For a long time I've been thinking about building one based on relays. The problem is that I would need a lot of relays just to achieve anything very simple. My solution: think about the simplest computer architecture I could come up with, and the simplest one was a NAND computer. In this architecture, the program is a simple loop with instructions all in the same format: input addess 1, input address 2, output address. The only supported instruction simply writes at the output address the result of a NAND operation of the input addresses.
Since any circuit can be built using only NAND's, this computer can simulate any circuit, including the circuit of a Turing complete CPU. It certainly would be very slow, but relatively simple to build. I still have to think about a good type of memory for this machine. Maybe one day I'll take the courage to build it.
For something simpler than the computer described in the article, you might be interested in Usagi Electric's UE-1 vacuum tube computer. Construction is nearing completion, and it's documented on Youtube:
Yes, code executes directly from a literal loop of paper tape, and more specifically, there is only one loop (the paper tape loop), and every instructions executes at every iteration.

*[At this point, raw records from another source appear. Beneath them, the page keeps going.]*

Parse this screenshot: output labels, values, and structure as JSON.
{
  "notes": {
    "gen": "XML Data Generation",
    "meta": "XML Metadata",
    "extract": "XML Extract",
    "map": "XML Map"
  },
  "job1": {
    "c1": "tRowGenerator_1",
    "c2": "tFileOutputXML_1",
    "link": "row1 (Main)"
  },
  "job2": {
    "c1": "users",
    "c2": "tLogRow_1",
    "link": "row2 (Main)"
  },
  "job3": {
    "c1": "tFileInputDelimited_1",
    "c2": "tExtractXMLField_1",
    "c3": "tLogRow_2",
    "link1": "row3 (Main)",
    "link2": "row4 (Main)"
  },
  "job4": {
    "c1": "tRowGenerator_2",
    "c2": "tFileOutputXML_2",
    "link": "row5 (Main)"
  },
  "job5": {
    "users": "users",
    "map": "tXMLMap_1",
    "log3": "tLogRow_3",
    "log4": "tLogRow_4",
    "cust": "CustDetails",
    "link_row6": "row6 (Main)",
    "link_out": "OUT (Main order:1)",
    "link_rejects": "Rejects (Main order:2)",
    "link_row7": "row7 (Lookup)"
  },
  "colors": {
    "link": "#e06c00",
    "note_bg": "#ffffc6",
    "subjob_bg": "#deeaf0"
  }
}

Yet it can do what any other computer can do (in terms of computation, not I/O), because not every instruction has to actually effectively do something in each iteration, and it is a cornerstone of theoretical computer science that you can transform every program into one represented in an academic language called "WHILE", which is restricted to exactly that principle: It only consists of a single outer WHILE loop, and then inside the loop you have a bunch of conditions.
The problem with ultra low gate counts is always memory. No matter how simple your CPU is, you still need at least thousands of discrete components for it to do anything useful, unless you resort to something like Williams tubes or delay lines. (Torsion wire delay line is probably the most practical form of memory for a computer like this)
You can build an interesting CPU core out of whatever, and then connect it to a silicon SRAM chip, and still say you built an interesting CPU core out of whatever.
I started designing this, designed one using transistors instead, and built half of that.
But I think you can built an 8-bit relay version of my 16-bit transistor CPU core with on the order of 400 DPDT relays, which is on the order of $1000, plus a comparably big bag of diodes, which is much less than $1000. This includes registers (10 of them), control and sequencing logic (including a diode microcode matrix), but not RAM, which you wouldn't want to make from relays. (To make an 8-bit version you'd probably have to add another 3 upper address registers, to still have 16-bit addresses.)
Yup, having an emulator for another, more complex architecture running on the very simple architecture is common amongst projects like this. Linux on Intel 4004 does exactly this: https://dmitry.gr/?r=05.Projects&proj=35.+Linux4004
And its predecessor project(s) do as well.
Usagi's UE-1 was already mentioned as another vacuum tube computer. It indeed just runs instructions in a loop, and runs every instruction in each loop (but not every instruction is always effective).
> For a long time I've been thinking about building one based on relays.
When I was in 7th grade, around 55 years ago, I used a relay to make what was, both literally and figuratively, a 2-bit computer. Got an A+ on the math class project though! :)
Since any circuit can be built using only NAND's, this computer can simulate any circuit, including the circuit of a Turing complete CPU. It certainly would be very slow, but relatively simple to build. I still have to think about a good type of memory for this machine. Maybe one day I'll take the courage to build it.